En attendant, je rappelle que le site de cette association propose de nombreux comptes rendus et notes de lecture, notamment concernant les livres corses. Grâces leurs soient rendues. Rien que lors du dernier café littéraire à Macinaghju :
- "Genitori" (éditions Presses Littéraires) de Stefanu Cesari, par Marie-France (Je suis en train de le lire)
- "Teuf 2 Slam" (éditions A Fior di Carta) de V. Fondacci, par elle-même
- "Pépé l'anguille" (éditions Fédérop) de Sebastianu Dalzeto (traduit par François-Michel Durazzo), par Sébastien (je reconnais Sébastien Quenot sur la photo !) (Je suis en train de le lire : quelle puissance émotionnelle, même en français !)
- "Ô Corse, île d'humour" (éditions Le Cherche Midi) d'André Santini et Pierre Dottelonde, par Silke
- "Chronique des dômes" (éditions Clémentine) de Marie-Hélène Ferrari, par Pierre-Louis (Je l'ai, il faudrait que je m'y plonge !)

3. Et voilà...

Comment ça fonctionne ici (4)

Comme promis dans un précédent billet (je ne sais plus lequel), voici quelques lignes publiées par l'auteur de "Lettre à un otage", dans la revue "Harper's Bazaar", en avril 1941. Il y évoque les livres qui lui ont laissé un souvenir particulier... L'article est intitulé, "Quelques livres dans ma mémoire". C'est l'occasion pour moi de rappeler que sur ce blog chacun peut parler de "souvenirs de lecture"... Nous ne sommes pas obligés, ici, de proposer une vision claire et distincte du livre évoqué, car il s'agit aussi de voir comment la littérature corse laisse des traces.

(...)
En pensant à ces livres, qui, sans conteste, ont profondément influencé ma vie, je me souviens tout à coup de mon "Histoire magique". Celle-ci n'est pas tirée d'un livre, mais du souvenir d'une lecture, au sens le plus machinal du terme : un souvenir d'enfance éveillé au cours de circonstances bizarres, dans une contrée reculée de la planète.
Il y a quelques années, mon avion s'est écrasé au Guatemala.
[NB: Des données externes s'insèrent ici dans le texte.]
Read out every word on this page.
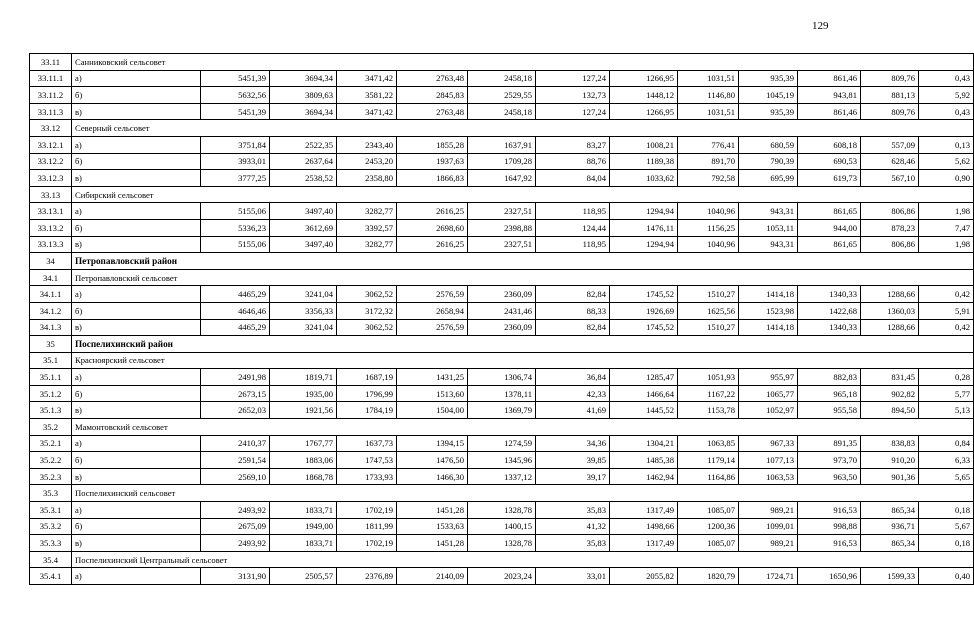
129
33.11	Санниковский сельсовет												
33.11.1	а)	5451,39	3694,34	3471,42	2763,48	2458,18	127,24	1266,95	1031,51	935,39	861,46	809,76	0,43
33.11.2	б)	5632,56	3809,63	3581,22	2845,83	2529,55	132,73	1448,12	1146,80	1045,19	943,81	881,13	5,92
33.11.3	в)	5451,39	3694,34	3471,42	2763,48	2458,18	127,24	1266,95	1031,51	935,39	861,46	809,76	0,43
33.12	Северный сельсовет												
33.12.1	а)	3751,84	2522,35	2343,40	1855,28	1637,91	83,27	1008,21	776,41	680,59	608,18	557,09	0,13
33.12.2	б)	3933,01	2637,64	2453,20	1937,63	1709,28	88,76	1189,38	891,70	790,39	690,53	628,46	5,62
33.12.3	в)	3777,25	2538,52	2358,80	1866,83	1647,92	84,04	1033,62	792,58	695,99	619,73	567,10	0,90
33.13	Сибирский сельсовет												
33.13.1	а)	5155,06	3497,40	3282,77	2616,25	2327,51	118,95	1294,94	1040,96	943,31	861,65	806,86	1,98
33.13.2	б)	5336,23	3612,69	3392,57	2698,60	2398,88	124,44	1476,11	1156,25	1053,11	944,00	878,23	7,47
33.13.3	в)	5155,06	3497,40	3282,77	2616,25	2327,51	118,95	1294,94	1040,96	943,31	861,65	806,86	1,98
34	Петропавловский район												
34.1	Петропавловский сельсовет												
34.1.1	а)	4465,29	3241,04	3062,52	2576,59	2360,09	82,84	1745,52	1510,27	1414,18	1340,33	1288,66	0,42
34.1.2	б)	4646,46	3356,33	3172,32	2658,94	2431,46	88,33	1926,69	1625,56	1523,98	1422,68	1360,03	5,91
34.1.3	в)	4465,29	3241,04	3062,52	2576,59	2360,09	82,84	1745,52	1510,27	1414,18	1340,33	1288,66	0,42
35	Поспелихинский район												
35.1	Красноярский сельсовет												
35.1.1	а)	2491,98	1819,71	1687,19	1431,25	1306,74	36,84	1285,47	1051,93	955,97	882,83	831,45	0,28
35.1.2	б)	2673,15	1935,00	1796,99	1513,60	1378,11	42,33	1466,64	1167,22	1065,77	965,18	902,82	5,77
35.1.3	в)	2652,03	1921,56	1784,19	1504,00	1369,79	41,69	1445,52	1153,78	1052,97	955,58	894,50	5,13
35.2	Мамонтовский сельсовет												
35.2.1	а)	2410,37	1767,77	1637,73	1394,15	1274,59	34,36	1304,21	1063,85	967,33	891,35	838,83	0,84
35.2.2	б)	2591,54	1883,06	1747,53	1476,50	1345,96	39,85	1485,38	1179,14	1077,13	973,70	910,20	6,33
35.2.3	в)	2569,10	1868,78	1733,93	1466,30	1337,12	39,17	1462,94	1164,86	1063,53	963,50	901,36	5,65
35.3	Поспелихинский сельсовет												
35.3.1	а)	2493,92	1833,71	1702,19	1451,28	1328,78	35,83	1317,49	1085,07	989,21	916,53	865,34	0,18
35.3.2	б)	2675,09	1949,00	1811,99	1533,63	1400,15	41,32	1498,66	1200,36	1099,01	998,88	936,71	5,67
35.3.3	в)	2493,92	1833,71	1702,19	1451,28	1328,78	35,83	1317,49	1085,07	989,21	916,53	865,34	0,18
35.4	Поспелихинский Центральный сельсовет												
35.4.1	а)	3131,90	2505,57	2376,89	2140,09	2023,24	33,01	2055,82	1820,79	1724,71	1650,96	1599,33	0,40
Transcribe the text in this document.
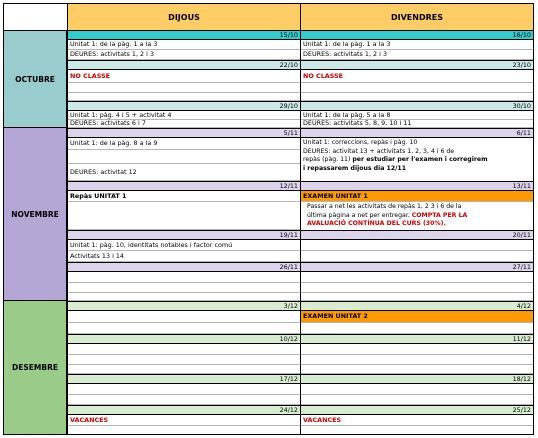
DIJOUS	DIVENDRES
OCTUBRE
NOVEMBRE
DESEMBRE
15/10
Unitat 1: de la pàg. 1 a la 3
DEURES: activitats 1, 2 i 3
22/10
NO CLASSE
29/10
Unitat 1: pàg. 4 i 5 + activitat 4
DEURES: activitats 6 i 7
5/11
Unitat 1: de la pàg. 8 a la 9
DEURES: activitat 12
12/11
Repàs UNITAT 1
19/11
Unitat 1: pàg. 10, identitats notables i factor comú
Activitats 13 i 14
26/11
3/12
10/12
17/12
24/12
VACANCES
16/10
Unitat 1: de la pàg. 1 a la 3
DEURES: activitats 1, 2 i 3
23/10
NO CLASSE
30/10
Unitat 1: de la pàg. 5 a la 8
DEURES: activitats 5, 8, 9, 10 i 11
6/11
Unitat 1: correccions, repàs i pàg. 10
DEURES: activitat 13 + activitats 1, 2, 3, 4 i 6 de
repàs (pàg. 11) per estudiar per l'examen i corregirem
i repassarem dijous dia 12/11
13/11
EXAMEN UNITAT 1
Passar a net les activitats de repàs 1, 2 3 i 6 de la
última pàgina a net per entregar. COMPTA PER LA
AVALUACIÓ CONTÍNUA DEL CURS (30%).
20/11
27/11
4/12
EXAMEN UNITAT 2
11/12
18/12
25/12
VACANCES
Je suis resté longtemps dans le coma ; un état des plus désagréables, car on ne revient pas à la vie d'un seul coup ; on se réveille lentement, avec la sensation de remonter en flottant vers le monde extérieur, à travers une atmosphère épaisse et gluante. Malgré d'épuisants efforts, tant physiques que mentaux, j'étais incapable de m'extraire du monde du rêve. Je me souviens de m'être réveillé une nuit, ayant laissé glisser draps et couvertures. Au Guatemala, à cause de la haute altitude, les nuits sont très froides. Souffrant de huit fractures, je ne pouvais atteindre les couvertures. J'appelais donc mon infirmière, la suppliant de vite m'envelopper dans "la toile souveraine", persuadé que si elle n'agissait pas immédiatement, j'allais mourir.
- Mais nous n'avons pas, dit l'infirmière. Nous n'avons pas de "toile souveraine".
Mes pensées étaient confuses. J'essayais d'évoquer la façon dont on fait un lit. Je me disais : Voyons, à l'armée, je faisais mon propre lit, comment m'y prenais-je... ? Un drap allait en dessous, un autre au-dessus... Non, il n'y en avait pas un troisième. L'infirmière avait raison. C'est avec peine et regret que j'abandonnais l'idée de la "toile souveraine".
Avec le temps, j'oubliai complètement l'incident. Puis un beau jour, je me suis retrouvé à Lyon, où j'avais passé une année de mon enfance. Ma famille m'emmenait tous les dimanches à la messe à Fourvière, une basilique construite sur une colline dominant la ville, et que l'on atteint par funiculaire. Je décidai d'y faire une promenade sentimentale. À l'arrivée, je m'aperçus que l'on prenait toujours son billet à la sortie du tunnel, avant de passer par un portillon automatique. Je pris ma place dans la queue derrière une vingtaine de personnes. Nous avançions lentement, et mes regards se portèrent à ma gauche, vers un mur tapissé d'affiches. C'étaient les mêmes affiches publicitaires que quarante ans auparavant, mais à présent noircies par la fumée et à demi effacées. Je les déchiffrais distraitement quand mon coeur fit un bond. C'était donc ça ! "La toile du Bon Secours, souveraine pour les plaies et les brûlures." Ils étaient là, les draps qui pouvaient calmer, guérir les blessures, et dont je m'étais souvenu sur mon lit d'hôpital au Guatemala ! À l'âge de cinq ans, j'avais sans doute été profondément impressionné par cette "toile souveraine pour les plaies et les blessures". Cette même affiche, pensais-je, devait aussi être à l'origine d'une phrase utilisée par moi dans "Terre des Hommes", quand je dis à Guillaumet : "Le soir même, en avion, je te ramenais à Mendoza où des draps balncs coulaient sur toi comme un baume." Souvenir des draps magiques qui pouvaient guérir les blessures... Souvenir de cette vieille affiche du petit tunnel de Fourvière, niché dans un coin sombre de ma mémoire pendant près de trente ans.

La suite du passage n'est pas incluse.